The topic time of the verb of the sentence may coincide with the time of speech (present tense) or precede it (past tense). The languages of the world form two large groups with respect to whether or not they have such a grammatical distinction.[1] Where such a distinction does exist, the past tense is prototypically the marked form.

The perfect (single occurrence, specific, completed actions) generally refers to the past, and so many languages use the perfect, in addition to the present and the imperfect past[2], to express completed past actions. Some languages mark remoteness distinctions within the perfect. Such distinctions include “today’s past” and “yesterday’s past” or earlier, and some languages can even distinguish two recent pasts and three distant pasts. These may include the very distant past or a mythological past.

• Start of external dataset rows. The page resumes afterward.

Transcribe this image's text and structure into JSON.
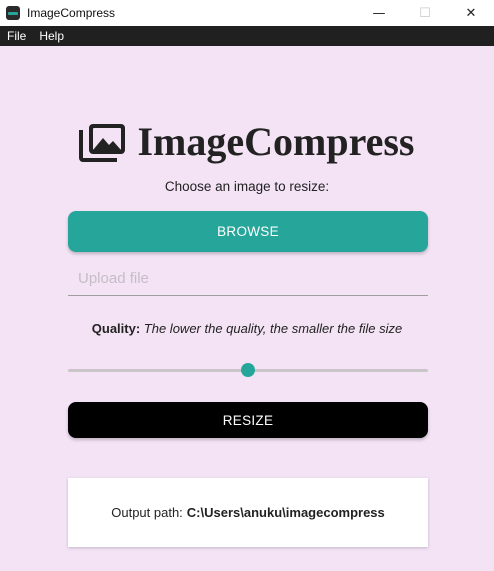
{
  "window": {
    "title": "ImageCompress",
    "controls": {
      "minimize": "—",
      "maximize": "☐",
      "close": "✕"
    }
  },
  "menu": {
    "items": [
      "File",
      "Help"
    ]
  },
  "header": {
    "logo_icon": "photo-library-icon",
    "title": "ImageCompress"
  },
  "main": {
    "subtitle": "Choose an image to resize:",
    "browse_label": "BROWSE",
    "upload_placeholder": "Upload file",
    "quality_label": "Quality:",
    "quality_desc": "The lower the quality, the smaller the file size",
    "quality_value_fraction": 0.5,
    "resize_label": "RESIZE",
    "output_label": "Output path:",
    "output_path": "C:\\Users\\anuku\\imagecompress"
  },
  "colors": {
    "background": "#f3e3f5",
    "accent": "#26a69a",
    "resize_button": "#000000",
    "menubar": "#202020"
  }
}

To determine the parameter value for a language, the past tense should be considered only as it appears in independent main clauses.


NoPst:  There is no grammatical distinction between past and non-past.

1Pst:  There is one grammatically distinct past tense.

2Pst:  There are two grammatically distinct past tenses: a general past (imperfect) and the perfect.

XRemPst:  There are x grammatically distinct past tenses that express the distance of the event in time. (X should be replaced with the actual number of past tenses.)[3]


[1] A grammatical distinction is only thought to exist when the past tense is expressed on the verb itself, rather than through the use of a separate adverbial in the sentence.

[2] A contrast in which one form expresses the general unfinished past and another expresses the progressive is not considered to be an example of separate tenses; progressiveness is an aspect, not tense.

[3] The general past tense should not be included in this number.